Bien campé par Jacob Tremblay, August est un garçon de dix ans atteint du syndrome de Treacher Collins. Sa malformation faciale l'a toujours bouté hors des cercles traditionnels de l'enfance : l'école, les activités sportives, les mouvements de jeunesse. Il vit dans un cocon protecteur où sa mère Isabel (Julia Roberts) tient lieu de principale tutrice. Quand il pénètre pour la première fois dans une enceinte scolaire, il est confronté aux regards des autres, inquiets, fascinés, interrogatifs ou moqueurs et blessants. La progression du film, épousant celle d'August, souvent cousue de fil blanc, se drape dans les flux et reflux des interactions sociales de la pré-adolescence, en prenant grand soin de respecter toutes les conventions du drame : espoirs et désespoirs, détentes et tensions, joies et peines.
Là où Stephen Chbosky déployait une certaine ingéniosité dans Le Monde de Charlie, il s'embourbe avec Wonder.
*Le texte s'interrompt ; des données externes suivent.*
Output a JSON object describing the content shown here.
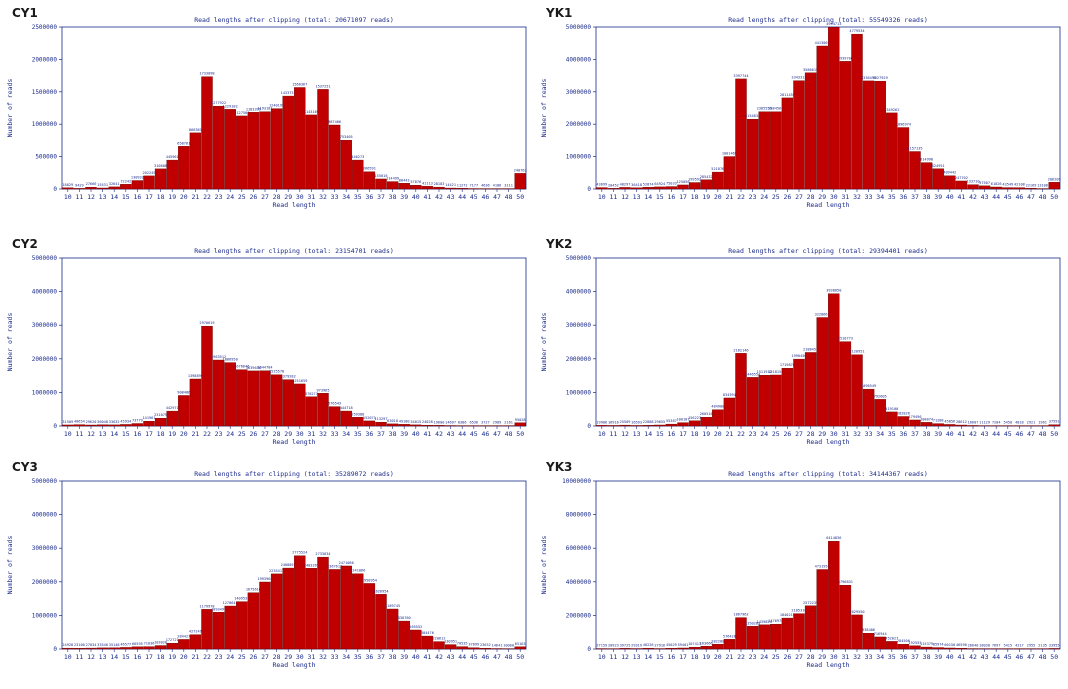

Outre un scénario prévisible, le film donne lieu à une série de clichés dont on se serait volontiers passé – la famille aimante et surprotectrice, les enfants persécuteurs ou prévenants, les parents froids et insensibles convoqués par le directeur. Wonder fait par ailleurs grand étalage d'une narration vaguement déconstruite, organisée en nodules autarciques le plus souvent laborieux et/ou trop démonstratifs. Plus embêtant encore, Stephen Chbosky entend nous tirer les larmes au forceps, à grand renfort de partitions mélancoliques, de plans rapprochés, de scènes de rejet, d'incompréhension ou de doute, comme si la difformité de son jeune héros constituait un horizon unique et indépassable.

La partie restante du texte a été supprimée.